Northern Irish YouTuber (born 1999)

Adam Beales (born 11 October 1999), known as Adam B, is a YouTuber, actor, and television host from Derry, Northern Ireland. He is a former co-presenter of the CBBC shows The Dog Ate My Homework and Blue Peter. Beales has over 4 million subscribers on YouTube and has collaborated with Disney.

== Early life ==
Beales was born on 11 October 1999 in Derry, Northern Ireland. He completed his schooling at St Columb's College, where he was Head Boy.

== Career ==
At the age of 12, he started his channel Adam B (which was then called “TheNewAdamb99”) on 29 July 2012. He started by filming all of his videos and editing them from his bedroom in his parents' house.

In 2017, he made a partnership with Disney. In 2019, his YouTube channel reached over 2.7 million subscribers with a total of 300 million views.

He has appeared on BBC Radio, The Ryan Tubridy Show and was featured on VidCon London's first conference. In June 2019, he won the Youth 19 Champions Award. From 2019 to 2020, he was the co-presenter in the seventh series of the CBBC show The Dog Ate My Homework.

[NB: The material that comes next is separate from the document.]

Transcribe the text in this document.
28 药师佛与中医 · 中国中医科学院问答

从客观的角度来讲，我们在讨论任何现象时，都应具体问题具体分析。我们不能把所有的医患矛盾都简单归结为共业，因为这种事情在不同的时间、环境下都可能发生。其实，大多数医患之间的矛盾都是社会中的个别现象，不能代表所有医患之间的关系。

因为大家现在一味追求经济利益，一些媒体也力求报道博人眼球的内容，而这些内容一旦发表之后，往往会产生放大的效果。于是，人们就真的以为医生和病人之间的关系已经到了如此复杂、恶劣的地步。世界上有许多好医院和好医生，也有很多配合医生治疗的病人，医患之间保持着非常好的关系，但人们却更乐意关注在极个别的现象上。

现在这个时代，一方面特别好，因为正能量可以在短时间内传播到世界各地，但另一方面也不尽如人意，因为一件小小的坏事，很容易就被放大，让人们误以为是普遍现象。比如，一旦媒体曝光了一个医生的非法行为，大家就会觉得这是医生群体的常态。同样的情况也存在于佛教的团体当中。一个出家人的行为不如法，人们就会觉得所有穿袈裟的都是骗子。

On 1 September 2020, Beales was announced as the 40th Blue Peter presenter and would make his debut two days later. He left Blue Peter in 2022, with his final appearance on 15 July.

In 2022 Beales co-hosted Bro's in Control for the BBC, along with Joe Tasker and his brother Callum B. A second series with Beales and Tasker was commissioned in September 2023.

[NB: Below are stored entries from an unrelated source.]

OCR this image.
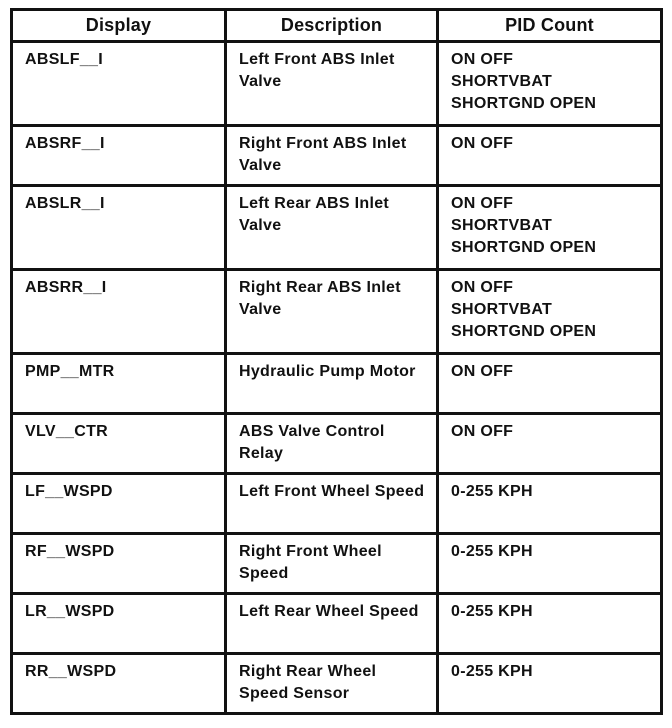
Display	Description	PID Count
ABSLF__I	Left Front ABS Inlet Valve	ON OFF
SHORTVBAT
SHORTGND OPEN

ABSRF__I	Right Front ABS Inlet Valve	ON OFF

ABSLR__I	Left Rear ABS Inlet Valve	ON OFF
SHORTVBAT
SHORTGND OPEN

ABSRR__I	Right Rear ABS Inlet Valve	ON OFF
SHORTVBAT
SHORTGND OPEN

PMP__MTR	Hydraulic Pump Motor	ON OFF

VLV__CTR	ABS Valve Control Relay	ON OFF

LF__WSPD	Left Front Wheel Speed	0-255 KPH

RF__WSPD	Right Front Wheel Speed	0-255 KPH

LR__WSPD	Left Rear Wheel Speed	0-255 KPH

RR__WSPD	Right Rear Wheel Speed Sensor	0-255 KPH
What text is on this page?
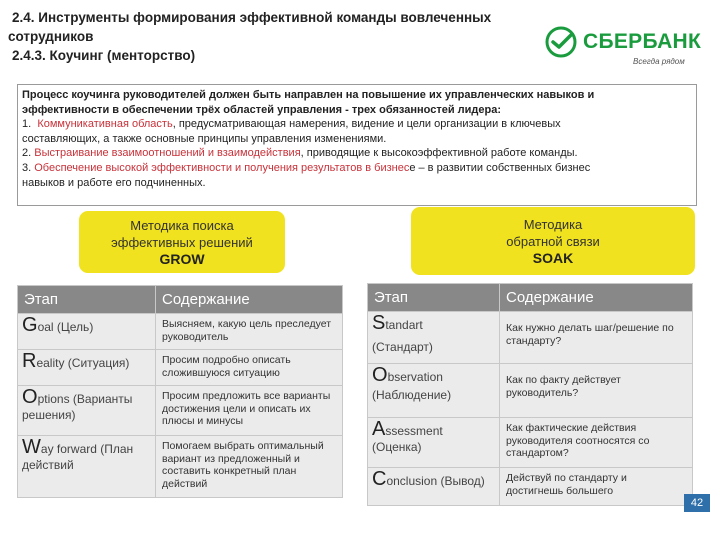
2.4. Инструменты формирования эффективной команды вовлеченных
сотрудников
2.4.3. Коучинг (менторство)
СБЕРБАНК
Всегда рядом
Процесс коучинга руководителей должен быть направлен на повышение их управленческих навыков и
эффективности в обеспечении трёх областей управления - трех обязанностей лидера:
1. Коммуникативная область, предусматривающая намерения, видение и цели организации в ключевых
составляющих, а также основные принципы управления изменениями.
2. Выстраивание взаимоотношений и взаимодействия, приводящие к высокоэффективной работе команды.
3. Обеспечение высокой эффективности и получения результатов в бизнесе – в развитии собственных бизнес
навыков и работе его подчиненных.
Методика поиска
эффективных решений
GROW
Методика
обратной связи
SOAK
Этап	Содержание
Goal (Цель)	Выясняем, какую цель преследует руководитель
Reality (Ситуация)	Просим подробно описать сложившуюся ситуацию
Options (Варианты
решения)	Просим предложить все варианты достижения цели и описать их плюсы и минусы
Way forward (План
действий	Помогаем выбрать оптимальный вариант из предложенный и составить конкретный план действий
Этап	Содержание
Standart
(Стандарт)	Как нужно делать шаг/решение по стандарту?
Observation
(Наблюдение)	Как по факту действует руководитель?
Assessment
(Оценка)	Как фактические действия руководителя соотносятся со стандартом?
Conclusion (Вывод)	Действуй по стандарту и достигнешь большего
42
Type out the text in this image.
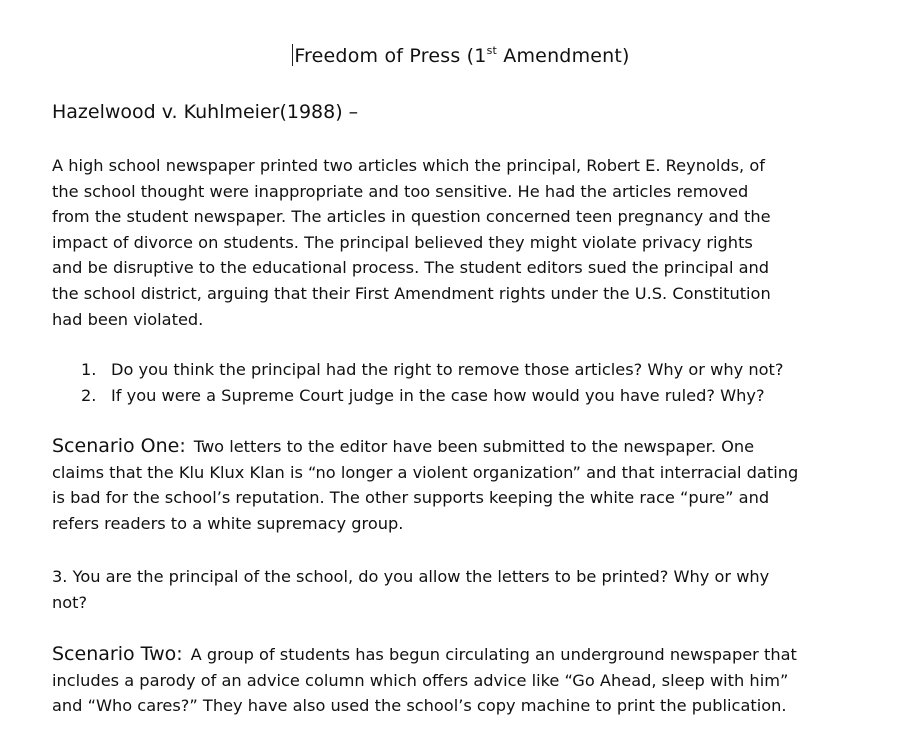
Freedom of Press (1st Amendment)
Hazelwood v. Kuhlmeier(1988) –

A high school newspaper printed two articles which the principal, Robert E. Reynolds, of
the school thought were inappropriate and too sensitive. He had the articles removed
from the student newspaper. The articles in question concerned teen pregnancy and the
impact of divorce on students. The principal believed they might violate privacy rights
and be disruptive to the educational process. The student editors sued the principal and
the school district, arguing that their First Amendment rights under the U.S. Constitution
had been violated.

1. Do you think the principal had the right to remove those articles? Why or why not?
2. If you were a Supreme Court judge in the case how would you have ruled? Why?

Scenario One: Two letters to the editor have been submitted to the newspaper. One
claims that the Klu Klux Klan is “no longer a violent organization” and that interracial dating
is bad for the school’s reputation. The other supports keeping the white race “pure” and
refers readers to a white supremacy group.

3. You are the principal of the school, do you allow the letters to be printed? Why or why
not?

Scenario Two: A group of students has begun circulating an underground newspaper that
includes a parody of an advice column which offers advice like “Go Ahead, sleep with him”
and “Who cares?” They have also used the school’s copy machine to print the publication.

Beale has published two books, Adam Wins The Internet and Adam Destroys The Internet.

== Personal life ==
Beales is gay. He came out in a video he uploaded on his YouTube channel titled "I'M GAY..." on 22 July 2022.
In the next video, titled "MEET MY BOYFRIEND", he showed the audience his partner Dominic.

He works with his mother Edelle and father Paul as video partners. Beales' younger brother Callum also has his own YouTube channel, Callum B. The family collectively share a YouTube channel, Family 4.